Nous consacrons au travail énormément de notre temps. Permettons-nous de nous interroger : cela en vaut-il vraiment la peine?

Il existe suffisamment d'arguments contre le travail pour remettre en cause ne serait-ce que sa place centrale dans nos vies:

  • les arguments "catastrophistes" que nous connaissons tous: les conséquences écologiques, le niveau hallucinant qu'atteignent aujourd'hui les inégalités sociales, la violence du nouveau management, etc. ;
  • les arguments que l'on pourrait qualifier de "justice sociale": après tout, le travail n'est que l'utilisation organisée et légiférée des pauvres par les riches ;
  • les arguments de "modération" : nous travaillons trop, et nous épuisons à la tâche. Nous épuisons aussi les réserves naturelles, en produisant trop de marchandises inutiles. Par ailleurs, passer notre vie au travail ne nous laisse pas le temps de faire face aux défis de notre époque ;
  • enfin, les arguments "existentiels".

Ce dernier type d'arguments consiste tout simplement à faire le bilan de nos modes de vies. Pour beaucoup d'entre nous, une vie alternant entre l'usine ou le bureau, les transports, le supermarché et les congés payés est une vie absurde, ennuyeuse, fatigante, sans surprise et, au bout du compte, déprimante. Est-ce si subversif de rêver d'une vie plus riche, libre et intense?

Ce n'est pas la première fois qu'on pose ces questions alors allons-y: qui donc a écrit les textes de ce site?

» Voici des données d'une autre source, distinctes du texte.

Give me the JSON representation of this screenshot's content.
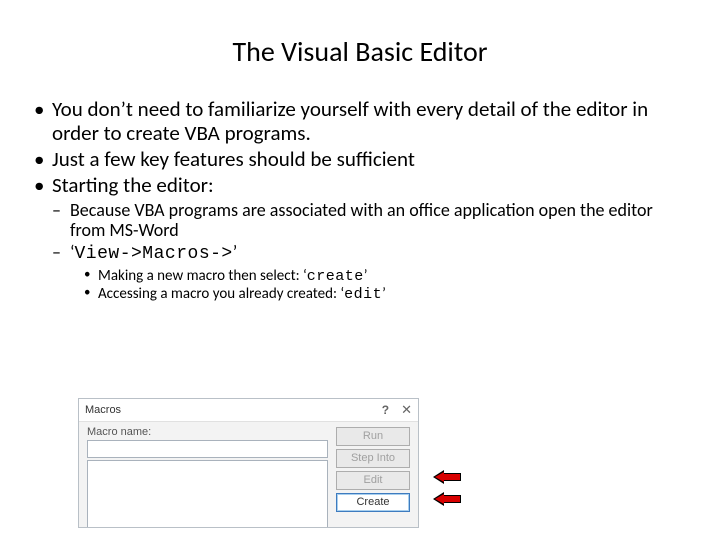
{
  "title": "The Visual Basic Editor",
  "bullets": {
    "b1": "You don’t need to familiarize yourself with every detail of the editor in order to create VBA programs.",
    "b2": "Just a few key features should be sufficient",
    "b3": "Starting the editor:",
    "b3_1": "Because VBA programs are associated with an office application open the editor from MS-Word",
    "b3_2_pre": "‘",
    "b3_2_code": "View->Macros->",
    "b3_2_post": "’",
    "b3_2_1_a": "Making a new macro then select: ‘",
    "b3_2_1_code": "create",
    "b3_2_1_b": "’",
    "b3_2_2_a": "Accessing a macro you already created: ‘",
    "b3_2_2_code": "edit",
    "b3_2_2_b": "’"
  },
  "dialog": {
    "title": "Macros",
    "name_label": "Macro name:",
    "buttons": {
      "run": "Run",
      "step": "Step Into",
      "edit": "Edit",
      "create": "Create"
    }
  }
}
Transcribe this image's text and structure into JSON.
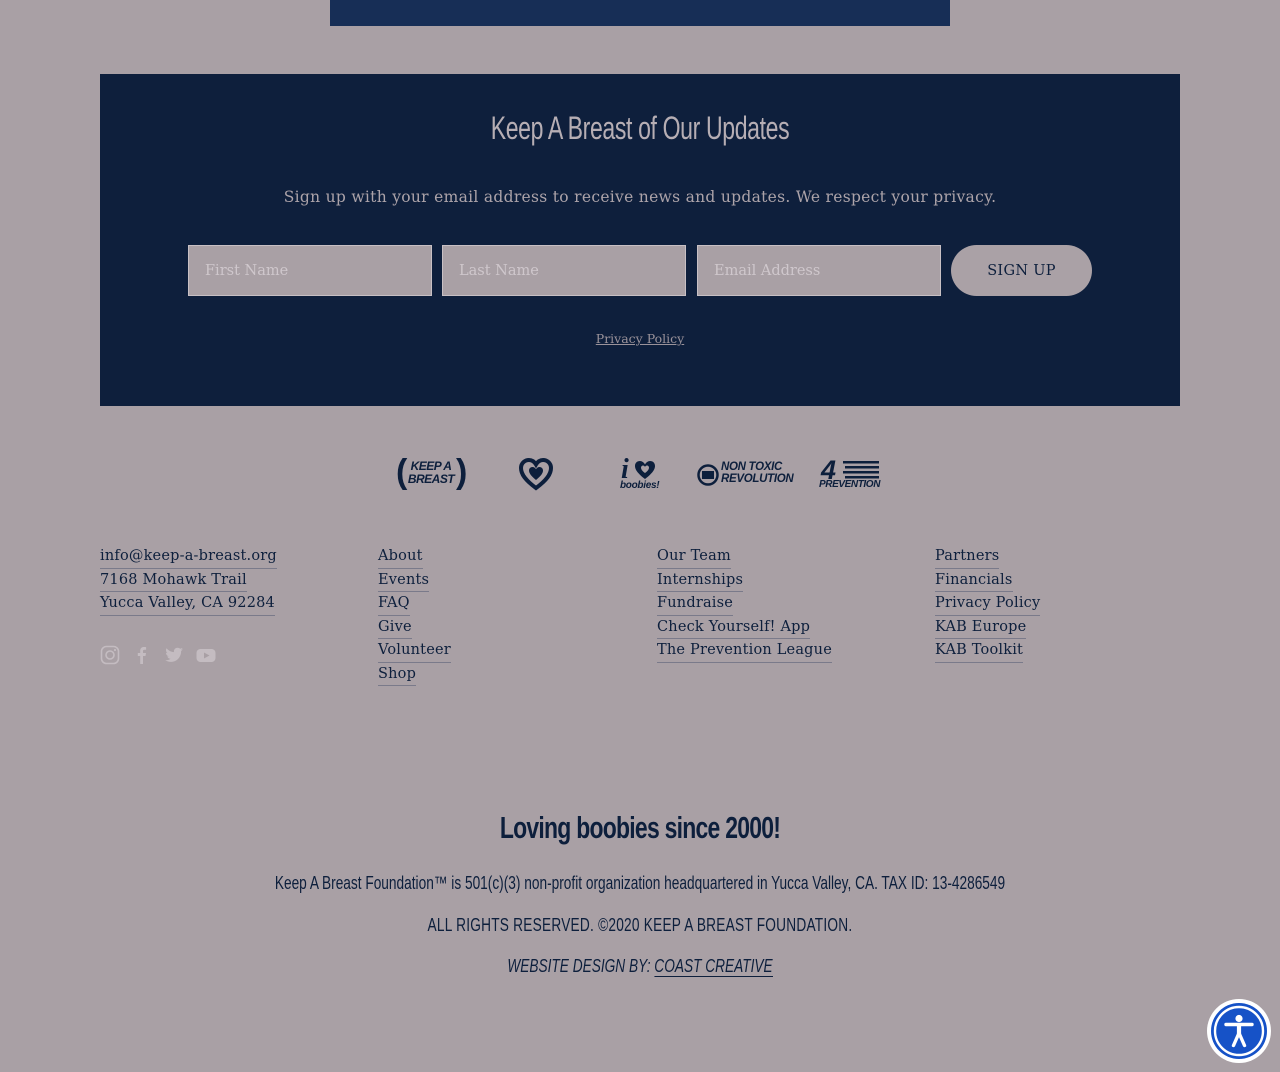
{
  "signup": {
    "title": "Keep A Breast of Our Updates",
    "subtitle": "Sign up with your email address to receive news and updates. We respect your privacy.",
    "first_name_placeholder": "First Name",
    "last_name_placeholder": "Last Name",
    "email_placeholder": "Email Address",
    "button_label": "SIGN UP",
    "privacy_link": "Privacy Policy"
  },
  "logos": {
    "kab_line1": "KEEP A",
    "kab_line2": "BREAST",
    "iheart_word": "boobies!",
    "ntr_line1": "NON TOXIC",
    "ntr_line2": "REVOLUTION",
    "prevention_word": "PREVENTION",
    "prevention_number": "4"
  },
  "contact": {
    "email": "info@keep-a-breast.org",
    "address_line1": "7168 Mohawk Trail",
    "address_line2": "Yucca Valley, CA 92284"
  },
  "social_icons": [
    "instagram-icon",
    "facebook-icon",
    "twitter-icon",
    "youtube-icon"
  ],
  "footer_links": {
    "col2": [
      "About",
      "Events",
      "FAQ",
      "Give",
      "Volunteer",
      "Shop"
    ],
    "col3": [
      "Our Team",
      "Internships",
      "Fundraise",
      "Check Yourself! App",
      "The Prevention League"
    ],
    "col4": [
      "Partners",
      "Financials",
      "Privacy Policy",
      "KAB Europe",
      "KAB Toolkit"
    ]
  },
  "bottom": {
    "tagline": "Loving boobies since 2000!",
    "legal_line": "Keep A Breast Foundation™ is 501(c)(3) non-profit organization headquartered in Yucca Valley, CA. TAX ID: 13-4286549",
    "rights": "ALL RIGHTS RESERVED. ©2020 KEEP A BREAST FOUNDATION.",
    "credit_prefix": "WEBSITE DESIGN BY: ",
    "credit_link": "COAST CREATIVE"
  },
  "colors": {
    "background": "#a9a0a5",
    "signup_panel": "#0e1f3c",
    "top_bar": "#172e56",
    "text": "#0d1f3c",
    "accessibility_button": "#1652c7"
  }
}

Premièrement, pour X raisons, l'anonymat est nécessaire pour moi. Ce serait agréable de pouvoir assumer les idées du site en portant mon nom comme un étendard, mais quand les idées sont à contre-courant, remettent en cause certaines lois et normes sociales essentielles, l'anonymat est une protection. Tout simplement, un jour, je serai peut-être à nouveau contraint de retrouver un emploi... Et quand l'employeur recrute, le premier réflexe de nos jours est de "googliser" le nom de l'heureux candidat au concours d'entrée dans sa belle et merveilleuse entreprise où l'épanouissement des employés rivalise avec la générosité de leur employeur.

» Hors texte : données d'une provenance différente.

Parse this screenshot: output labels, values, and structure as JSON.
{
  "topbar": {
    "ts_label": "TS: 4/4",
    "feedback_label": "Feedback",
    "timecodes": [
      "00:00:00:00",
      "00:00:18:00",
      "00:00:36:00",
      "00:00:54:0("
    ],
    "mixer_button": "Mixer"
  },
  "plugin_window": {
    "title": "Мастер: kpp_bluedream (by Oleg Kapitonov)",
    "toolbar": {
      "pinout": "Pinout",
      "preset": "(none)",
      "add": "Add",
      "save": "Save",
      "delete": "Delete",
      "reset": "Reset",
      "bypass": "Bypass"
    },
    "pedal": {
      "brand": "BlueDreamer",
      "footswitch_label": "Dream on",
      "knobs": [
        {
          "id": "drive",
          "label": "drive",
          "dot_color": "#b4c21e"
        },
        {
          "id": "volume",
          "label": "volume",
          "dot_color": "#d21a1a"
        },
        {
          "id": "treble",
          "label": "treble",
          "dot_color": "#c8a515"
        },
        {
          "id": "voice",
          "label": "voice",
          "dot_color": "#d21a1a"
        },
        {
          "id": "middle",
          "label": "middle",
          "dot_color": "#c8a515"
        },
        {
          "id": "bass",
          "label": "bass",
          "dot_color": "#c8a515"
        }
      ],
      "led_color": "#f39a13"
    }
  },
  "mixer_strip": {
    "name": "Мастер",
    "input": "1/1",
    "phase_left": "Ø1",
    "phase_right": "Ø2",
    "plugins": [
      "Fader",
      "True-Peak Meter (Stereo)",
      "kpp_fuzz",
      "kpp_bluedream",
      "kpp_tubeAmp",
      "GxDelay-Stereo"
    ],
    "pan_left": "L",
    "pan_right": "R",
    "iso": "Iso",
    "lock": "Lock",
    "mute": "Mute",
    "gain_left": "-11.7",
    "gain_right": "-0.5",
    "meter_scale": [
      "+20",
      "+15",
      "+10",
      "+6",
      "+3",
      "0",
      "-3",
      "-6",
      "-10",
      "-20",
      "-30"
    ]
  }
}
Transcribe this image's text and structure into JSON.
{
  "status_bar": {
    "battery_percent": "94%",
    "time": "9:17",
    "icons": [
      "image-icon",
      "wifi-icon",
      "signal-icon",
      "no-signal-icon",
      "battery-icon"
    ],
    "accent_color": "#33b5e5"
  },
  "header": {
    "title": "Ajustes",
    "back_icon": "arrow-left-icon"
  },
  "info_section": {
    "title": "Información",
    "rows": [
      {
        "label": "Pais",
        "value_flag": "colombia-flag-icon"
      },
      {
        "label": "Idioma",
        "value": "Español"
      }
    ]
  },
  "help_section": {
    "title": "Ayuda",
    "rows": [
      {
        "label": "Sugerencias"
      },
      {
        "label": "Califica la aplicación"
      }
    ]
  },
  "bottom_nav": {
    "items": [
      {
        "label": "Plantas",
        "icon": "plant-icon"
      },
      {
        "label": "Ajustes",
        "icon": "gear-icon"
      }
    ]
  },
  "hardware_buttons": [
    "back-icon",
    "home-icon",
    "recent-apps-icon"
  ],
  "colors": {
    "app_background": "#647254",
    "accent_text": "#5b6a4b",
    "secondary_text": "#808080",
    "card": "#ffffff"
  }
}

C'est aussi une manière de s'effacer derrière les contributions des autres, car autant les textes que la réalisation technique du site s'appuient très largement sur l'écriture et la programmation de personnes plus compétentes que moi. Les textes ne sont que le résultat de recherches orientées, de compilation de textes, avec parfois une ou deux idées personnelles mais pas de quoi me vanter en tout cas.

Après de multiples demandes de votre part (des millions!) je dois dire que l'effort que je viens de décrire est un effort majoritairement solitaire et non collectif. A un moment de ma vie, la déprime devenait totalement floue, et quand j'ai voulu remonter la pente j'ai eu un mal fou à identifier les causes de ma souffrance. En voulant démêler les nœuds dans ma tête, je n'ai pas réussi à faire la part des choses entre souffrance au travail, problèmes de couple, JT catastrophiques en série, apathie, ennui et santé moyenne... J'ai fini par me dire que ces choses étaient inextricablement liées et que, pour m'en sortir, je ne pouvais me contenter de faire le bilan de mes défaillances personnelles, ni me contenter de montrer les autres du doigt.

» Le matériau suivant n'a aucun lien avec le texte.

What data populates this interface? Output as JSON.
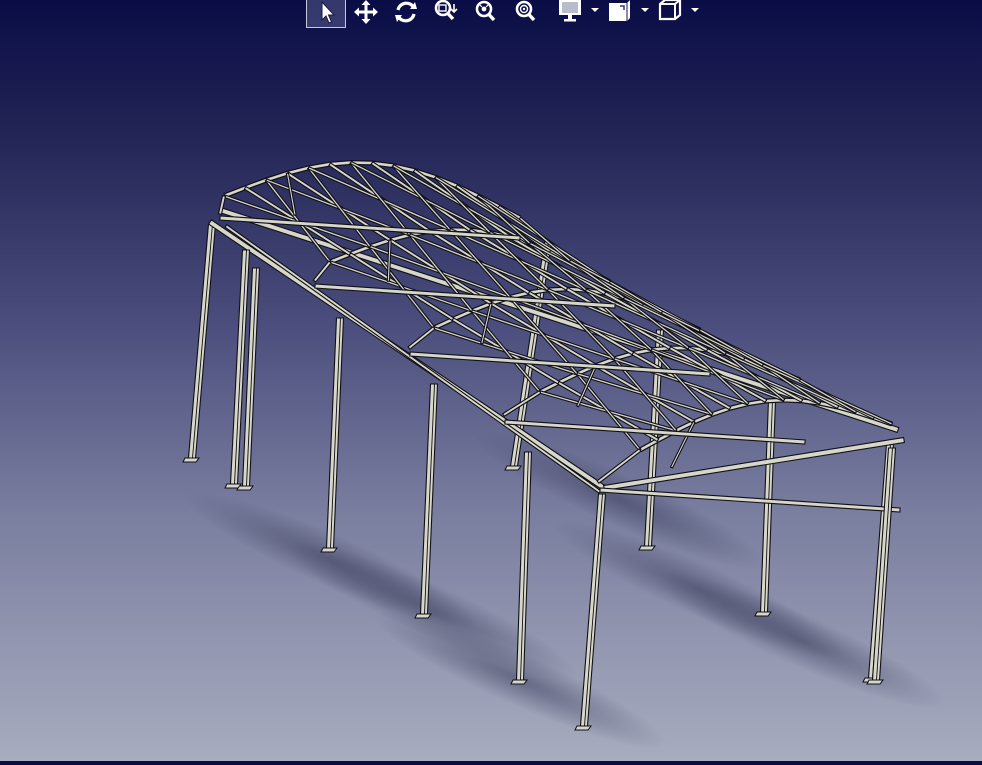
{
  "toolbar": {
    "buttons": [
      {
        "id": "select",
        "icon": "arrow-pointer-icon",
        "active": true
      },
      {
        "id": "pan",
        "icon": "pan-arrows-icon",
        "active": false
      },
      {
        "id": "rotate",
        "icon": "rotate-icon",
        "active": false
      },
      {
        "id": "fit-all",
        "icon": "fit-all-icon",
        "active": false
      },
      {
        "id": "zoom-in",
        "icon": "zoom-in-icon",
        "active": false
      },
      {
        "id": "zoom-out",
        "icon": "zoom-out-icon",
        "active": false
      },
      {
        "id": "view-mode",
        "icon": "monitor-icon",
        "active": false,
        "dropdown": true
      },
      {
        "id": "render-style",
        "icon": "render-style-icon",
        "active": false,
        "dropdown": true
      },
      {
        "id": "standard-views",
        "icon": "isometric-cube-icon",
        "active": false,
        "dropdown": true
      }
    ]
  },
  "colors": {
    "background_top": "#0a0c46",
    "background_bottom": "#a8acbf",
    "steel_fill": "#d6d6c9",
    "steel_edge": "#101018",
    "icon": "#ffffff"
  },
  "model": {
    "type": "steel-frame-structure",
    "columns_per_side": 5,
    "bays": 4,
    "roof": "curved-truss"
  }
}
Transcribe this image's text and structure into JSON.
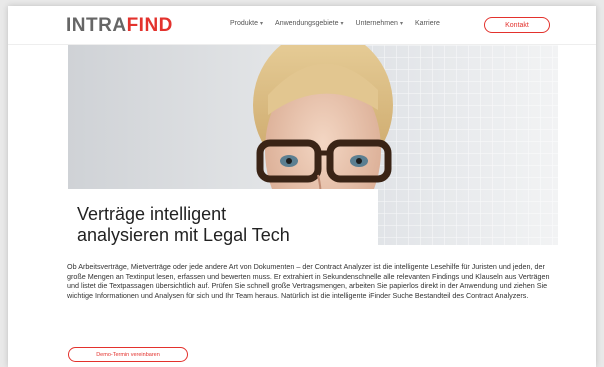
{
  "header": {
    "logo_part1": "INTRA",
    "logo_part2": "FIND",
    "nav": [
      {
        "label": "Produkte",
        "has_dropdown": true
      },
      {
        "label": "Anwendungsgebiete",
        "has_dropdown": true
      },
      {
        "label": "Unternehmen",
        "has_dropdown": true
      },
      {
        "label": "Karriere",
        "has_dropdown": false
      }
    ],
    "cta_label": "Kontakt"
  },
  "hero": {
    "title_line1": "Verträge intelligent",
    "title_line2": "analysieren mit Legal Tech"
  },
  "main": {
    "body": "Ob Arbeitsverträge, Mietverträge oder jede andere Art von Dokumenten – der Contract Analyzer ist die intelligente Lesehilfe für Juristen und jeden, der große Mengen an Textinput lesen, erfassen und bewerten muss. Er extrahiert in Sekundenschnelle alle relevanten Findings und Klauseln aus Verträgen und listet die Textpassagen übersichtlich auf. Prüfen Sie schnell große Vertragsmengen, arbeiten Sie papierlos direkt in der Anwendung und ziehen Sie wichtige Informationen und Analysen für sich und Ihr Team heraus. Natürlich ist die intelligente iFinder Suche Bestandteil des Contract Analyzers.",
    "cta_label": "Demo-Termin vereinbaren"
  },
  "colors": {
    "accent": "#e3322d",
    "logo_gray": "#666666",
    "background": "#ffffff"
  }
}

Le travail est vite apparu comme étant au centre de mon malheur et beaucoup de mes galères étaient liées à celle-ci. J'ai trouvé que c'était vrai aussi pour les personnes que j'observais autour de moi. Même les personnes qui visiblement se sentaient bien dans leur vie avaient un comportement auto-satisfait, égoïste et indifférent aux problèmes des autres, et ce, à cause de notre culture. Ou, plutôt, de leur culture.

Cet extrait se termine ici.